I totally feel like I have been on a very similar journey with my thighs. Yeah pretty much countless hours hating on my legs because no matter what I did they remained thick and I just could not let it go. Not until the past year have I stopped putting myself through this mental gymnastic routine of hell. I would get a compliment on my legs being strong and I seriously would not believe it to be true, I was like does that person need glasses? My brain finally changed when I started seeing girls and guys that I follow on social media etc that were super athletic and could lift heavy shit and some definitely had thick legs but they were damn strong! Listening to podcasts like rise and resist have seriously helped wrap my brain around a few things as well! So now I embrace my legs for what they are- and I’m pretty lucky to have a set of legs that have gotten me safely around for 37 years of my life…think of all the people that dont have legs or dont have use of their legs only wishing and dreaming they could squat,run,bike,walk. shit that puts it in perspective. charge on thick thighs!!!
<3 i always get the most compliments on my legs too, and its taken a long time for me to just absorb that. When I am feeling leg-negative I now just tell myself "my eyes are fucking broken!" and move the fuck on.
This is just *such* a great post, and a reminder that our bodies our perfect. Whenever I want to complain about my body I try to remember how lucky I am to have one that works. So many people don’t. I’m not great at remembering this, but when I do it usually pulls me out of my momentary freak out.
its funny how I feel like people are almost bread to want to complain about their bodies! I’ve found my transition from that to be really challenging, but I am so glad I am not the only one putting in the effort!
I think the real question here is what can be done about chafing/rubbing? I love my curvy body and thick thighs, but am currently trying to lose some weight because my thighs rubbing together is so painful that I can barely walk. Any tips?
I TOTALLY have some tips. Products like chamois butt’r and deez nuts (formulated for cyclists who go on long rides) have totally saved me. I also found this article helpful, but nothing worked as well as the aforementioned two products!
I think you will appreciate this.
http://www.dailymail.co.uk/femail/article-3229450/Strong-woman-astounds-onlookers-crushing-three-huge-watermelons-THIGHS-just-14-seconds-live-TV.html
OMG DREAM WOMAN
Late to the party, but I love this post! For the past year or so, I found myself in awe of strong, beautiful thighs. Coming from a place of “smaller is better” to now truly loving my body at any shape it wants to be has given me a lot of peace. Of course it’s an up-and-down learning process, but that’s just the way body love goes for most of us.
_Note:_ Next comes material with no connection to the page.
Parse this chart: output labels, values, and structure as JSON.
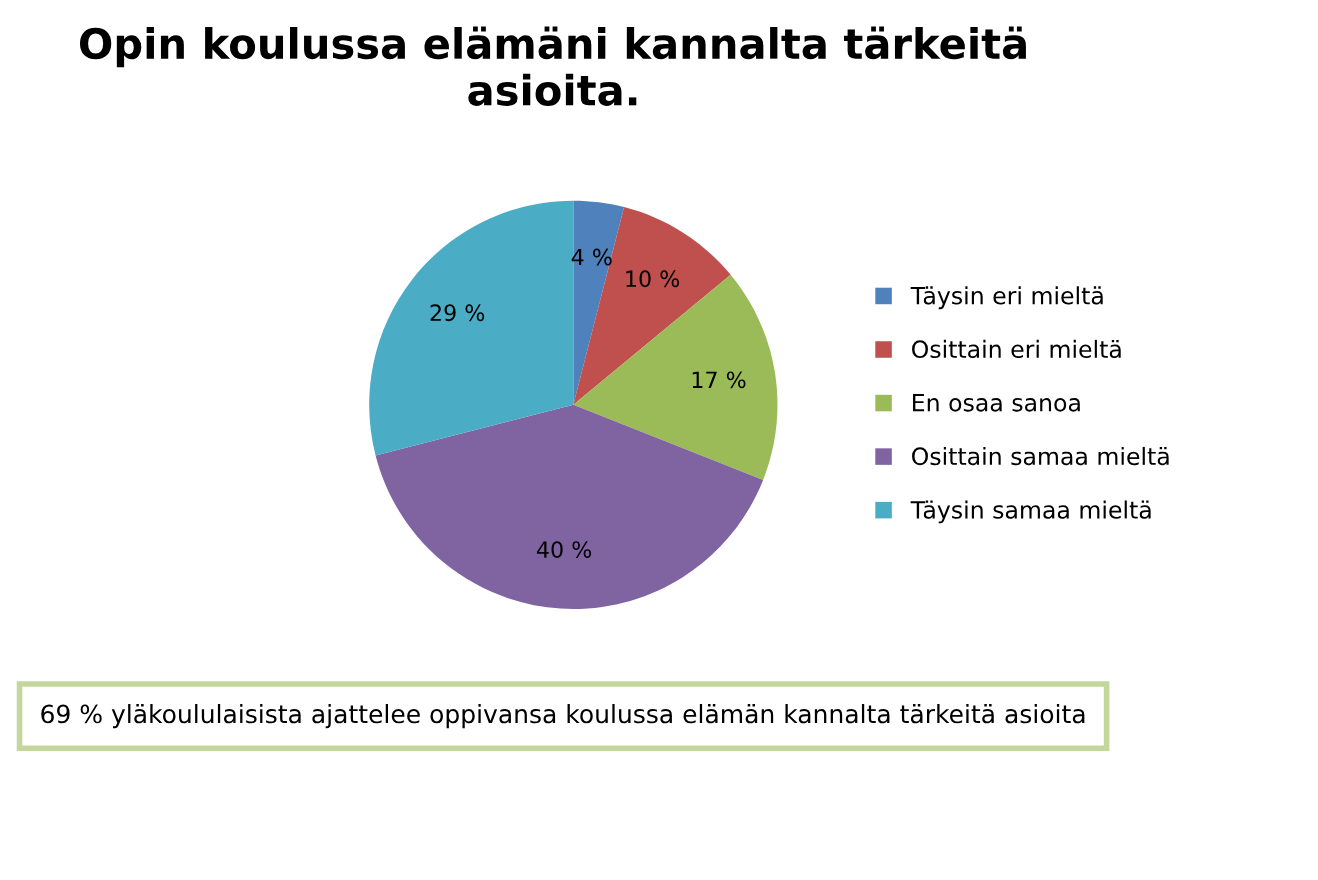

A big YES to all of this. My thighs will always touch no matter what my weight. Those wobbly bits at the top of the inside thigh? We call them chuckles in our family – because every single kid in the family has giggled like crazy when we tickled them as babies. I’m learning to embrace my chuckles.
Love the patch and the post! I have never liked my thighs. They have been bothering me lately, but like you, I will never have a thigh gap. I don’t want one though.
I have similar issues with my body, but more of the curvy thing. I don’t like that my body is curvy, but I seriously appreciate it on other women. I’m still trying to work out why I find it beautiful in other women, but not myself, but I think things get better over time.
Learning to love is a work in progress =)
Lacy——
Just wanted to thankyou for posting my patch with this incredible piece of inspirational and poetic piece of writing about your struggles to love yourself.
I have come full circle on this subject.
Being an overweight child and teen. Getting into shape, learning about nutrition and exercise. Becoming a teacher, a trainer, a mother.
I am now fast approaching senior hood and the reality of wrinkles, saggy skin and weight gain. I have the knowledge and ability to change things a bit but not the drive I once did. I am trying to learn acceptance and love my aging body. And my thighs, not the gorgeous, strong, muscular, shapely, traffic stopping thighs I once had, still, continue to save me.